Trigonometry Reference
Law of Sines and Cosines
These formulas solve non-right triangles. The method depends on what information is given: matching side-angle pairs point to the Law of Sines, while SAS and SSS point to the Law of Cosines.
Fact Table
| Given | Usually Use | What to Do First |
|---|---|---|
| AAS | Law of Sines. | Find the third angle, then use the known side-angle pair. |
| ASA | Law of Sines. | Find the third angle if needed, then set up a proportion. |
| SAS | Law of Cosines. | Find the side across from the included angle. |
| SSS | Law of Cosines. | Find an angle from the three side lengths. |
| SSA | Law of Sines. | Check the supplement because there may be zero, one, or two triangles. |
Content Formulas
Law of Sines
$$\frac{a}{\sin A}=\frac{b}{\sin B}=\frac{c}{\sin C}$$
Law of Cosines: Side
$$c^2=a^2+b^2-2ab\cos C$$
Law of Cosines: Angle
$$C=\cos^{-1}\left(\frac{a^2+b^2-c^2}{2ab}\right)$$
Angle Sum
$$A+B+C=180^\circ$$
Lowercase sides sit across from matching uppercase angles: side $a$ is opposite angle $A$, side $b$ is opposite angle $B$, and side $c$ is opposite angle $C$.
Classic Examples
AAS: Find a Side
In triangle $ABC$, $A=40^\circ$, $B=70^\circ$, and $a=20$. Find $b$.
Solution MoveUse the Law of Sines because one complete pair, $A$ and $a$, is known.
$$\frac{20}{\sin 40^\circ}=\frac{b}{\sin 70^\circ}$$
$$b=\frac{20\sin 70^\circ}{\sin 40^\circ}$$
$$b\approx 29.2$$
ASA: Find the Third Angle
In triangle $ABC$, $A=55^\circ$, $C=75^\circ$, and $b=12$. Find $a$.
Solution MoveFind the missing angle first, then use the known pair $B$ and $b$.

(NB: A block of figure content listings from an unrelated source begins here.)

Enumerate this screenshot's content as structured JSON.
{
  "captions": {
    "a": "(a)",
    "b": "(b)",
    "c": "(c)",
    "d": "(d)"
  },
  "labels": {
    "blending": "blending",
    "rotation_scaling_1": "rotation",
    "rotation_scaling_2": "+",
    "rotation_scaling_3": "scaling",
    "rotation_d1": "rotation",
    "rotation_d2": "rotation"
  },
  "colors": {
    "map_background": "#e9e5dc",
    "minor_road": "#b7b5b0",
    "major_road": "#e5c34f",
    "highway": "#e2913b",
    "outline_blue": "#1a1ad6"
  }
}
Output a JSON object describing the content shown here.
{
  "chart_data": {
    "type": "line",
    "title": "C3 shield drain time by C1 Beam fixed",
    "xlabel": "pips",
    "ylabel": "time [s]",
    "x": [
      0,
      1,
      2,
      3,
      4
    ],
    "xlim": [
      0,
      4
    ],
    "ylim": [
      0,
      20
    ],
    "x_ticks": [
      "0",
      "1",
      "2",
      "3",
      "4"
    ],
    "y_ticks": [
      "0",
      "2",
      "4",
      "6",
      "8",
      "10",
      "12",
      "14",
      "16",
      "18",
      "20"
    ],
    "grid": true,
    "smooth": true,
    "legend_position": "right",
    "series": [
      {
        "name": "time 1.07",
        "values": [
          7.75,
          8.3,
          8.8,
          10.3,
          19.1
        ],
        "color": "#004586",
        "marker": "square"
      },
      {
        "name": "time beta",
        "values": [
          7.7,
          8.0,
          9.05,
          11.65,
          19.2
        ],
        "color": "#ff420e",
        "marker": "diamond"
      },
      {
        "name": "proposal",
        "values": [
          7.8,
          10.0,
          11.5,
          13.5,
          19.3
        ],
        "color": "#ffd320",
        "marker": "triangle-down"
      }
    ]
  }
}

$$B=180^\circ-55^\circ-75^\circ$$
$$B=50^\circ$$
$$\frac{a}{\sin 55^\circ}=\frac{12}{\sin 50^\circ}$$
$$a=\frac{12\sin 55^\circ}{\sin 50^\circ}$$
$$a\approx 12.8$$
SAS: Find a Side
Two sides of a triangle are 10 and 15, and the included angle is $60^\circ$. Find the opposite side.
Solution MoveUse the Law of Cosines because the known angle is between the two known sides.
$$c^2=10^2+15^2-2(10)(15)\cos 60^\circ$$
$$c^2=100+225-150$$
$$c^2=175$$
$$c\approx 13.2$$
SSS: Find an Angle
A triangle has side lengths 10, 15, and 20. Find the angle across from the side of length 20.
Solution MoveUse the angle form of the Law of Cosines. Put the target side opposite the target angle.
$$C=\cos^{-1}\left(\frac{10^2+15^2-20^2}{2(10)(15)}\right)$$
$$C=\cos^{-1}\left(\frac{-75}{300}\right)$$
$$C=\cos^{-1}(-0.25)$$
$$C\approx 104.5^\circ$$
SSA: Two Triangles
In triangle $ABC$, $A=30^\circ$, $a=10$, and $b=15$. Find the possible values of $B$.
Solution MoveAfter inverse sine, test the supplement. Keep it if the angle sum stays below $180^\circ$.
$$\frac{10}{\sin 30^\circ}=\frac{15}{\sin B}$$
$$10\sin B=15\sin 30^\circ$$
$$\sin B=0.75$$
$$B\approx 48.6^\circ$$
The sine value is also positive at the supplement.
$$180^\circ-48.6^\circ=131.4^\circ$$
$$30^\circ+131.4^\circ=161.4^\circ$$
$$B\approx 48.6^\circ\quad \text{or}\quad B\approx 131.4^\circ$$